What this means for you depends on how you have been deploying CVEScan Web so far:

  • If you are already using the pre-built images for the rest of the platform, there is nothing extra to do. The CVESCAN_REGISTRY and CVESCAN_IMAGE_TAG variables are already defined in your .env file, you have already logged in to the registry, and the runner image will be pulled the same way as the other images.
  • If you have been building the other services from source, you need to set the CVESCAN_REGISTRY and CVESCAN_IMAGE_TAG variables in your .env file and log in to the registry on the host that will run the runner. The exact variables and login command are the same ones described in the Starting Services section, under the Using pre-built images instructions.
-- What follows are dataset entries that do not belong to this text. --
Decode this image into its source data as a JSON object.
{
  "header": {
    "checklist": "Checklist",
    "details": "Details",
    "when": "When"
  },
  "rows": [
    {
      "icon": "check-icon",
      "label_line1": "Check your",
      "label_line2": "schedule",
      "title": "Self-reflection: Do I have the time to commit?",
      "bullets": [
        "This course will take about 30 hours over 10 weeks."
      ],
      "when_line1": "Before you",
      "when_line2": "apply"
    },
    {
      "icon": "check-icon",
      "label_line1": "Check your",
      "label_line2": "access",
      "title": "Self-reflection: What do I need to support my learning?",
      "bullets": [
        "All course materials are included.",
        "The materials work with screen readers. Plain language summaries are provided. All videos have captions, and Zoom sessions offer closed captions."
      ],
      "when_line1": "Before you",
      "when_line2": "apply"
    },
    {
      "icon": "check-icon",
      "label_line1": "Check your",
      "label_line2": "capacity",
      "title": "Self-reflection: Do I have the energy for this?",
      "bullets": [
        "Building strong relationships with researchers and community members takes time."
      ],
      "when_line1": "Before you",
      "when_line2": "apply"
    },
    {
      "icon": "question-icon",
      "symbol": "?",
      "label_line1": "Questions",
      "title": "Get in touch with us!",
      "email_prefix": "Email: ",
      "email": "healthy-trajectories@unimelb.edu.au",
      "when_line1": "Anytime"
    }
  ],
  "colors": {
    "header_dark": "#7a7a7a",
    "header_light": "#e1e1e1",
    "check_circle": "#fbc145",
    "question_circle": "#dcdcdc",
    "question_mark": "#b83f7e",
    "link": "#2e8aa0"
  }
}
Step 3. Choose where the runner will run

A sample docker-compose-runner.yml file is provided in the root directory of the CVEScan Web repository. You can use it in two different ways depending on your infrastructure:

  • Alongside CVEScan Web, on the same host as the API, the WebUI and the database. This is the simplest setup, and the runner can communicate with the API directly over the internal Docker network.
  • On a separate machine, for example to keep the scanning workload away from the host that runs the WebUI, or to scale horizontally by spreading several runners across multiple machines.
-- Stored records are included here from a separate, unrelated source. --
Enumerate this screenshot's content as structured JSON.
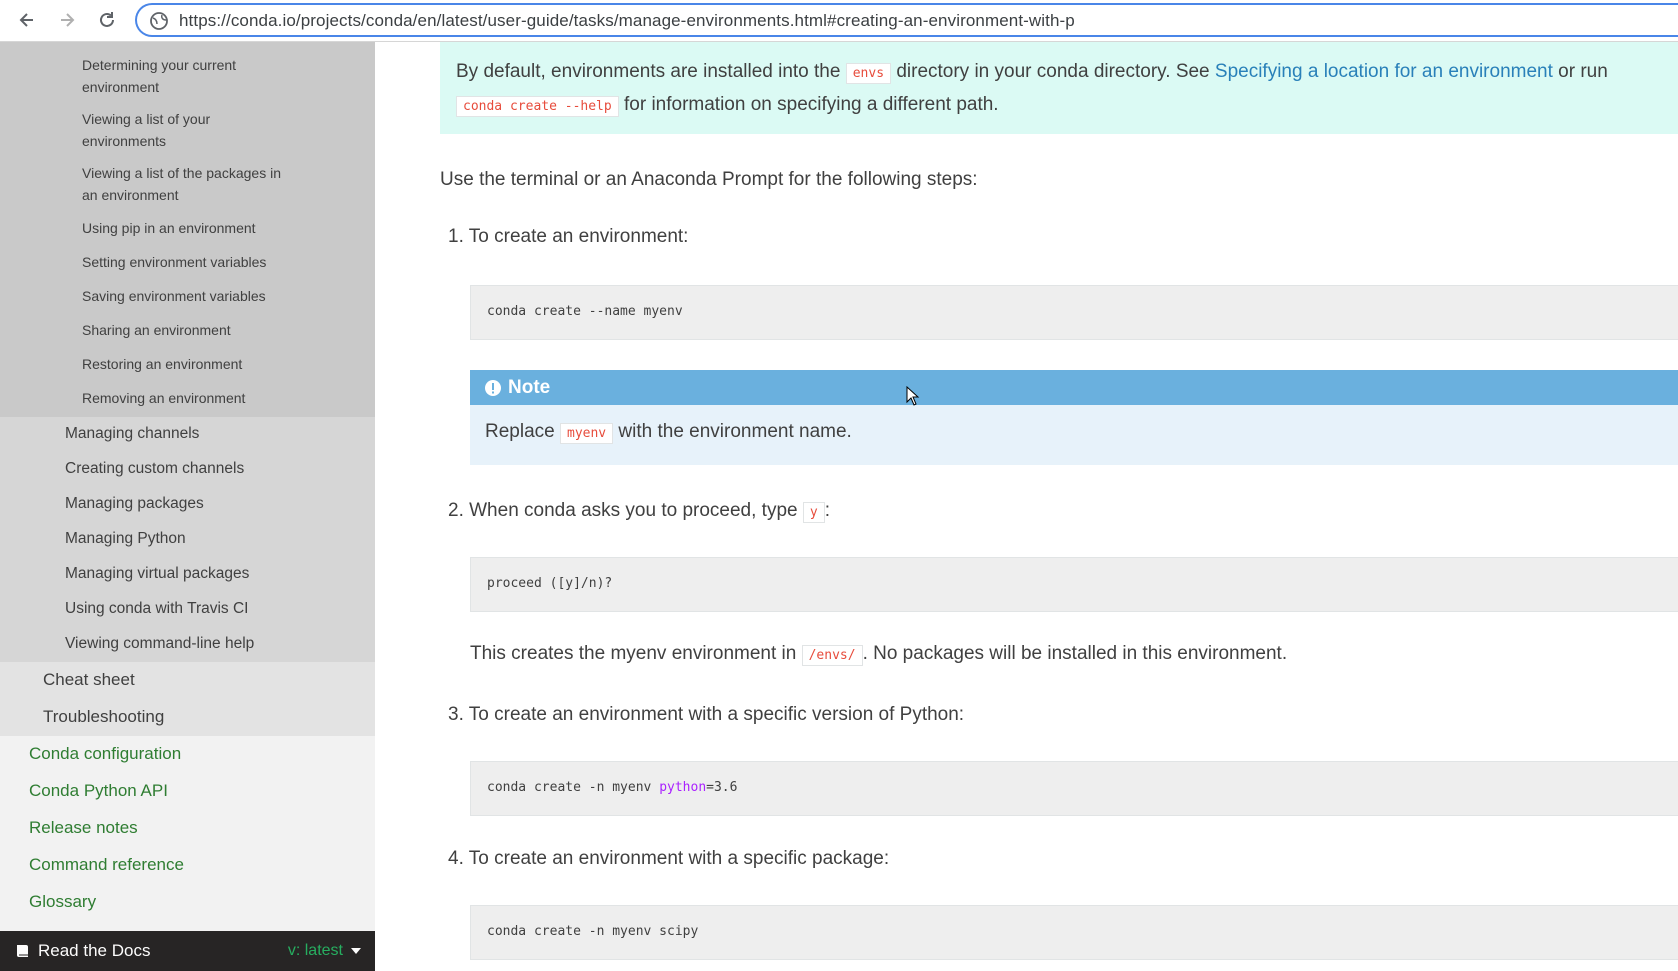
{
  "browser": {
    "url": "https://conda.io/projects/conda/en/latest/user-guide/tasks/manage-environments.html#creating-an-environment-with-p"
  },
  "sidebar": {
    "level3": [
      "Determining your current environment",
      "Viewing a list of your environments",
      "Viewing a list of the packages in an environment",
      "Using pip in an environment",
      "Setting environment variables",
      "Saving environment variables",
      "Sharing an environment",
      "Restoring an environment",
      "Removing an environment"
    ],
    "level2": [
      "Managing channels",
      "Creating custom channels",
      "Managing packages",
      "Managing Python",
      "Managing virtual packages",
      "Using conda with Travis CI",
      "Viewing command-line help"
    ],
    "level1": [
      "Cheat sheet",
      "Troubleshooting"
    ],
    "top": [
      "Conda configuration",
      "Conda Python API",
      "Release notes",
      "Command reference",
      "Glossary"
    ],
    "rtd": {
      "label": "Read the Docs",
      "version": "v: latest"
    }
  },
  "content": {
    "intro": {
      "t1": "By default, environments are installed into the ",
      "code1": "envs",
      "t2": " directory in your conda directory. See ",
      "link": "Specifying a location for an environment",
      "t3": " or run",
      "code2": "conda create --help",
      "t4": " for information on specifying a different path."
    },
    "use_terminal": "Use the terminal or an Anaconda Prompt for the following steps:",
    "step1": "1. To create an environment:",
    "code1": "conda create --name myenv",
    "note": {
      "title": "Note",
      "t1": "Replace ",
      "code": "myenv",
      "t2": " with the environment name."
    },
    "step2": {
      "text": "2. When conda asks you to proceed, type ",
      "code": "y",
      "suffix": ":"
    },
    "code2": "proceed ([y]/n)?",
    "creates": {
      "t1": "This creates the myenv environment in ",
      "code": "/envs/",
      "t2": ". No packages will be installed in this environment."
    },
    "step3": "3. To create an environment with a specific version of Python:",
    "code3": {
      "prefix": "conda create -n myenv ",
      "kw": "python",
      "suffix": "=3.6"
    },
    "step4": "4. To create an environment with a specific package:",
    "code4": "conda create -n myenv scipy"
  }
}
Pick the option that matches your needs and follow the corresponding step below. You can also combine both approaches and run additional runners on separate machines later on, simply by repeating the standalone setup as many times as needed.

Step 4. Start the runner

Option A. Run the runner alongside CVEScan Web

This is the simplest setup. The runner runs on the same host as the rest of CVEScan Web and joins the same internal Docker network. Because everything is on the same network, the runner can talk to the API over plain HTTP without needing to go through the reverse proxy.

To do this, add the runner service from docker-compose-runner.yml to the services section of your main docker-compose.yml file. Do the same with the volumes, by adding them to the existing volumes section of docker-compose.yml.

You can keep CVESCAN_RUNNER_ENDPOINT set to http://api:3100, since api is the name of the API service inside the Docker network and it listens on port 3100. Change this value only if you changed the name and/or port of the API service.

Then, add the runner token you obtained in step 1 to your .env file:

CVESCAN_RUNNER_TOKEN="paste-your-runner-token-here"

Finally, restart your services so that the new runner is created and started:

docker compose up -d

If you are not using Keycloak as the identity provider, remember to pass the same overrides as in the previous sections:

docker compose -f docker-compose-no-keycloak.yml -f compose-no-keycloak.override.yml up -d

Option B. Run the runner on a separate machine

On the machine that will host the runner, install Docker, copy the docker-compose-runner.yml file to that machine, and create a .env file next to it with the following content:

CVESCAN_RUNNER_TOKEN="paste-your-runner-token-here"

You then need to make a few adjustments to docker-compose-runner.yml:

  1. Change the CVESCAN_RUNNER_ENDPOINT value. Since the runner is no longer on the same Docker network as the API, it cannot reach it using its service name. You need to replace this value with the public URL of your CVEScan Web instance.
  2. Remove the depends_on section. It refers to services that do not exist on this host.
  3. Remove the networks section. The cvescan-internal network only exists on the host where CVEScan Web is deployed. On a standalone host, the runner does not need to join any specific network and can use the default one.

Once these changes are made, start the runner with:

docker compose -f docker-compose-runner.yml up -d

You can repeat this process on as many machines as you want. Each runner needs its own token, so make sure to register a new runner from the WebUI for every machine you deploy.

Step 5. Verify that the runner is connected

Once the runner is started, go back to the runners page in the WebUI. Each runner displays its last activity time, which is updated every time it contacts the API. If the value is recent and keeps refreshing, your runner is correctly connected and ready to pick up scan jobs.